15 de fevereiro de 2020

Opinião – “Retrato de uma Rapariga em Chamas” de Céline Sciamma


Sinopse

1770. Marianne é pintora e tem de pintar o retrato de casamento de Héloïse, uma jovem que acaba de sair do convento. Héloïse resiste ao seu destino de esposa, recusando posar. Marianne tem de a pintar em segredo.
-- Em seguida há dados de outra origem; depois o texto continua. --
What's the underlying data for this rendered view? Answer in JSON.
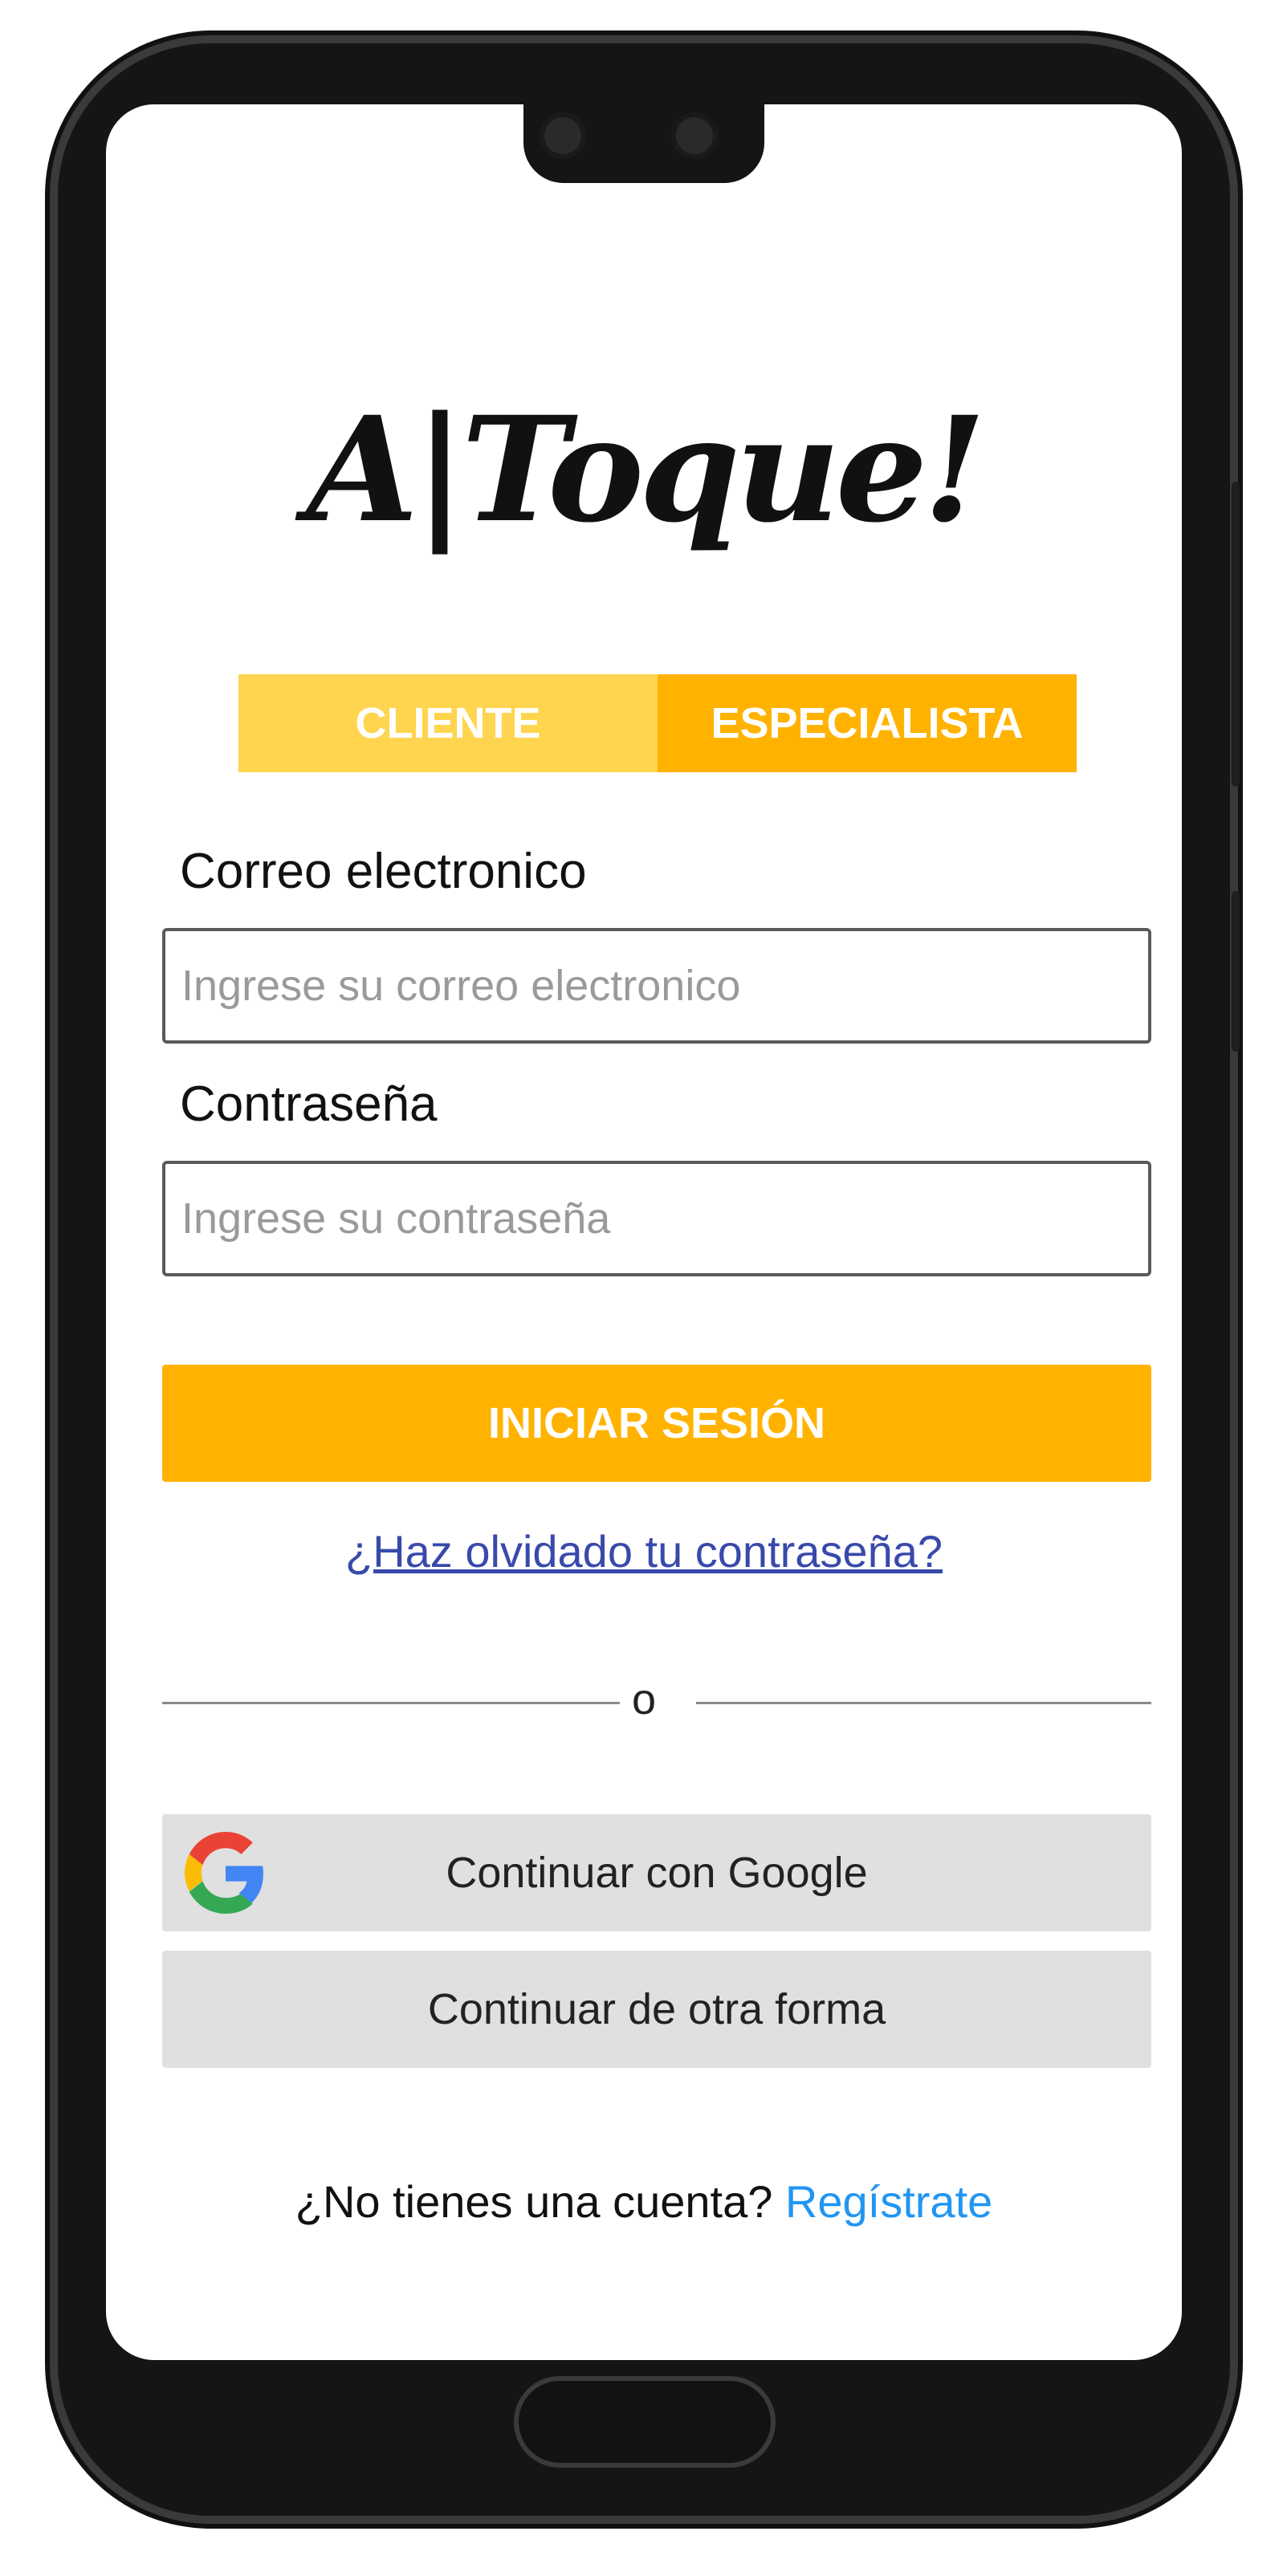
{
  "app": {
    "logo_text": "A|Toque!"
  },
  "tabs": [
    {
      "label": "CLIENTE"
    },
    {
      "label": "ESPECIALISTA"
    }
  ],
  "form": {
    "email_label": "Correo electronico",
    "email_placeholder": "Ingrese su correo electronico",
    "password_label": "Contraseña",
    "password_placeholder": "Ingrese su contraseña",
    "login_label": "INICIAR SESIÓN",
    "forgot_label": "¿Haz olvidado tu contraseña?"
  },
  "divider": {
    "text": "o"
  },
  "social": {
    "google_label": "Continuar con Google",
    "other_label": "Continuar de otra forma"
  },
  "signup": {
    "prompt": "¿No tienes una cuenta?",
    "link": "Regístrate"
  },
  "colors": {
    "primary": "#ffb300",
    "tab_inactive": "#ffd54f",
    "link": "#3949ab",
    "signup_link": "#2196f3",
    "social_bg": "#e0e0e0"
  },
  "icons": {
    "google": "google-g-icon"
  }
}
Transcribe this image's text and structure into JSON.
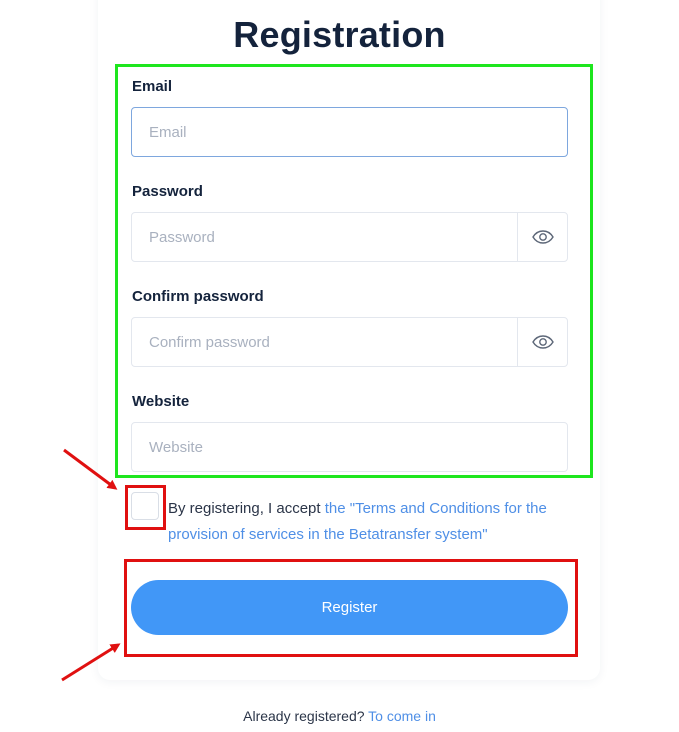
{
  "title": "Registration",
  "form": {
    "email": {
      "label": "Email",
      "placeholder": "Email",
      "value": ""
    },
    "password": {
      "label": "Password",
      "placeholder": "Password",
      "value": "",
      "toggle_icon": "eye-icon"
    },
    "confirm_password": {
      "label": "Confirm password",
      "placeholder": "Confirm password",
      "value": "",
      "toggle_icon": "eye-icon"
    },
    "website": {
      "label": "Website",
      "placeholder": "Website",
      "value": ""
    }
  },
  "terms": {
    "checked": false,
    "prefix": "By registering, I accept ",
    "link_text": "the \"Terms and Conditions for the provision of services in the Betatransfer system\""
  },
  "register_button": {
    "label": "Register"
  },
  "footer": {
    "prompt": "Already registered? ",
    "link_text": "To come in"
  },
  "annotations": {
    "green_highlight_color": "#1ee61e",
    "red_highlight_color": "#e01010",
    "arrow_color": "#e01010"
  },
  "colors": {
    "accent": "#4197f7",
    "link": "#4f8fe6",
    "heading": "#14233c"
  }
}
Apresentada como dama de companhia, observa-a todos os dias.

Opinião por Artur Neves

Céline Sciamma, autora e realizadora francesa nascida em 1980, mostra-nos este drama humano de sensualidade reprimida situado na frança do século XVIII, que se assume como um manifesto feminista corajoso e direto contra o sexismo patriarcal da época, mas que ainda hoje se pode entender como atual.
O filme foi nomeado para competir no Festival de Cannes de 2019, tendo ganho o Queer Palm sendo o primeiro filme com este galardão realizado por uma mulher. Céline Sciamma ganhou o prémio de melhor argumento e numa primeira apreciação posso dizer tratar-se de um filme magnífico, considerando a subtil delicadeza com que a autora nos consegue transmitir a indução amorosa estabelecida entre duas mulheres. O resumo do argumento está bem condensado na sinopse deste filme, só de mulheres e em que os homens são totalmente secundarizados e circunscritos a interpretações marginais absolutamente descartáveis.
A história real do filme é o desenvolvimento do amor devastador, absoluto e completo que desponta entre Marianne (Noémie Merlant) e Héloïse (Adèle Haenel) muito embora ambas saibam ser impossível por corporizar um casal incompatível com as convenções da época. Embora numa primeira fase elas tentem ignorar a atração irresistível que experimentam no amor proibido, a paixão é mais forte e os corpos sucumbem ao desejo que as consome.
Céline Sciamma sabe mostrar-nos os artifícios dos olhares roubados, dos silêncios plasmáticos, que servem para reter a imagem a representar na pintura, mas nós o que vemos é o exercício de observação de Marianne, que observa Héloïse, que observa Marianne num crescendo de interesse mútuo, de erotismo, de sensibilidade feminina contida pela conveniência das posições que cada uma ocupa e da coragem individual para revelar as suas pulsões, mas que o público fica completamente informado aonde isso levará.
Sciamma não está só, pois a diretora de fotografia Claire Mathon que a acompanha, sabe extrair das imagens toda a sinceridade do amor descoberto, que conferem à história uma fluidez e uma beleza visual que se adapta perfeitamente à placidez do relacionamento entre uma aristocrata e uma pintora contratada pela futura sogra, La Comtesse (Valeria Golino) para lhe fazer um retrato que será apresentado ao futuro marido de quem ela apenas sabe, ser natural de Milão.
Para lá do assunto central temos ainda a jovem criada da casa Sophie (Luàna Bajrami) grávida não se sabe de quem, mas que pretende interromper a gravidez e é levada a correr a “via sacra” das parteiras e curandeiras da vila com a complacente ajuda de Marianne e Héloïse, conferindo ao papel de Sophie uma dimensão maior no lugar destinado às mulheres na sociedade daquele tempo que só adiciona valor ao propósito que motivou Sciamma a desenvolver este argumento.
O guarda-roupa de Dorothée Guiraud é igualmente impressionante conferindo aos personagens a dignidade das suas posições sociais, sem adornos supérfluos e com uma precisão minimalista, austera, convincente e real. “Retrato de uma Rapariga em Chamas” faz parte de uma cinematografia sensual que se afirma por amor silencioso e olhares tristes e profundos, desempenhado por mulheres lindas no corpo de atrizes ótimas. Gostei e recomendo.